For the Payer-to-Payer API, when a member opts in, whose responsibility is it for identifying former and current payers:  the org that manages the API, the Payer who is being requested for information, or the state? 

The impacted payer is responsible for obtaining both the opt-in and the information with respect to a member’s former and/or concurrent payers. For Medicaid and CHIP, while Medicaid managed care plans and CHIP managed care entities are not required to maintain an opt-in process, as that should be maintained by the State on their behalf, they are still required to maintain a process to allow a member to identify their former and concurrent payers. To be clear, however, other than putting forth the requirement, there is no real guidance on how this process needs to occur and can be either integrated into the payer’s existing processes, or done through existing platforms, like a member portals. Payers can also define a totally new way to do this process, including using a vendor to help accomplish this.

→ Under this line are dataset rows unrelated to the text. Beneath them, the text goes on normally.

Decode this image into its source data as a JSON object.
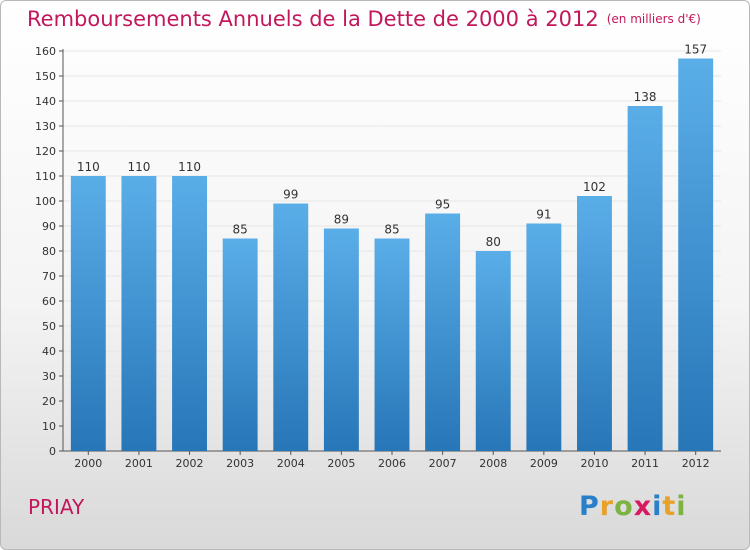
{
  "title": "Remboursements Annuels de la Dette de 2000 à 2012",
  "subtitle": "(en milliers d'€)",
  "commune": "PRIAY",
  "logo": {
    "letters": [
      "P",
      "r",
      "o",
      "x",
      "i",
      "t",
      "i"
    ],
    "colors": [
      "#2a7fc9",
      "#e8a12a",
      "#7cb342",
      "#d81b60",
      "#2a7fc9",
      "#e8a12a",
      "#7cb342"
    ]
  },
  "colors": {
    "bar_top": "#5aaee8",
    "bar_bottom": "#2776b8",
    "title": "#c2185b",
    "grid": "#e6e6e6"
  },
  "chart_data": {
    "type": "bar",
    "categories": [
      "2000",
      "2001",
      "2002",
      "2003",
      "2004",
      "2005",
      "2006",
      "2007",
      "2008",
      "2009",
      "2010",
      "2011",
      "2012"
    ],
    "values": [
      110,
      110,
      110,
      85,
      99,
      89,
      85,
      95,
      80,
      91,
      102,
      138,
      157
    ],
    "ylim": [
      0,
      160
    ],
    "yticks": [
      0,
      10,
      20,
      30,
      40,
      50,
      60,
      70,
      80,
      90,
      100,
      110,
      120,
      130,
      140,
      150,
      160
    ],
    "grid": true
  }
}
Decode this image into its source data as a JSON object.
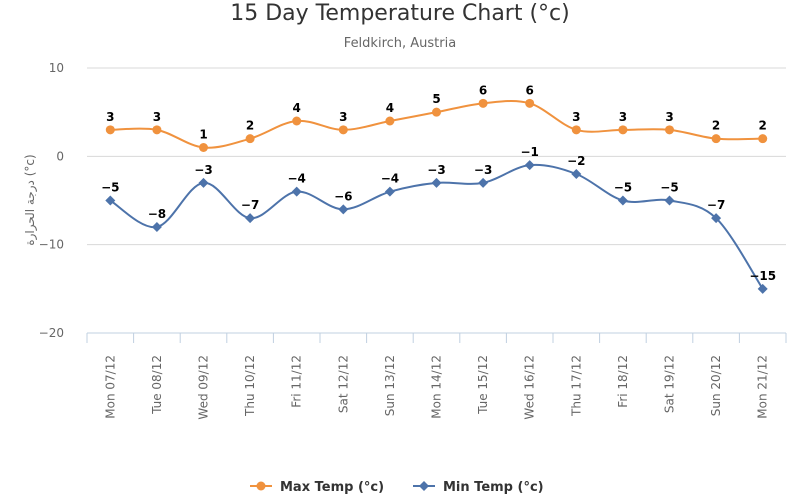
{
  "chart_data": {
    "type": "line",
    "title": "15 Day Temperature Chart (°c)",
    "subtitle": "Feldkirch, Austria",
    "ylabel": "درجة الحرارة (°c)",
    "xlabel": "",
    "ylim": [
      -20,
      10
    ],
    "yticks": [
      10,
      0,
      -10,
      -20
    ],
    "grid": true,
    "legend_position": "bottom",
    "categories": [
      "Mon 07/12",
      "Tue 08/12",
      "Wed 09/12",
      "Thu 10/12",
      "Fri 11/12",
      "Sat 12/12",
      "Sun 13/12",
      "Mon 14/12",
      "Tue 15/12",
      "Wed 16/12",
      "Thu 17/12",
      "Fri 18/12",
      "Sat 19/12",
      "Sun 20/12",
      "Mon 21/12"
    ],
    "series": [
      {
        "name": "Max Temp (°c)",
        "color": "#f0923e",
        "marker": "circle",
        "values": [
          3,
          3,
          1,
          2,
          4,
          3,
          4,
          5,
          6,
          6,
          3,
          3,
          3,
          2,
          2
        ]
      },
      {
        "name": "Min Temp (°c)",
        "color": "#4d73aa",
        "marker": "diamond",
        "values": [
          -5,
          -8,
          -3,
          -7,
          -4,
          -6,
          -4,
          -3,
          -3,
          -1,
          -2,
          -5,
          -5,
          -7,
          -15
        ]
      }
    ]
  }
}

How do you support the CMS requirement for providing adverse determinations in a members preferred language or alternate format (braille, large print, audio recordings)? Since there are no ‘standard’ IGs required, with Payer to Payer API– will payers have to support multiple formats? 

It is a little hard to answer this question concretely, as you are totally correct that there is no standard around this today. Right now, per the text of the regulation, for Payer to Payer, impacted payers are required to make clinical, claims, and encounter data for encounters with a date of service five (5) years from the date of the request available in canonical FHIR format and prior authorization data, including both structured and unstructured clinical administrative data, for all active requests and for all requests with a status change within one (1) calendar year for all prior authorizations with a status other than “denied.” There is not a whole lot of guidance on how that prior authorization data needs to be delivered beyond being in FHIR, with the exception of the unstructured documentation that just needs to be made available. While this could (and hopefully does in fact) change as implementation guides and existing standards mature, today that is the extent of the requirements. That being said, nowhere in the regulation is there a requirement to make information available in other formats beyond that. We will continue to participate in industry groups, however, and will make sure to provide you with any relevant updates and information as this evolves over time.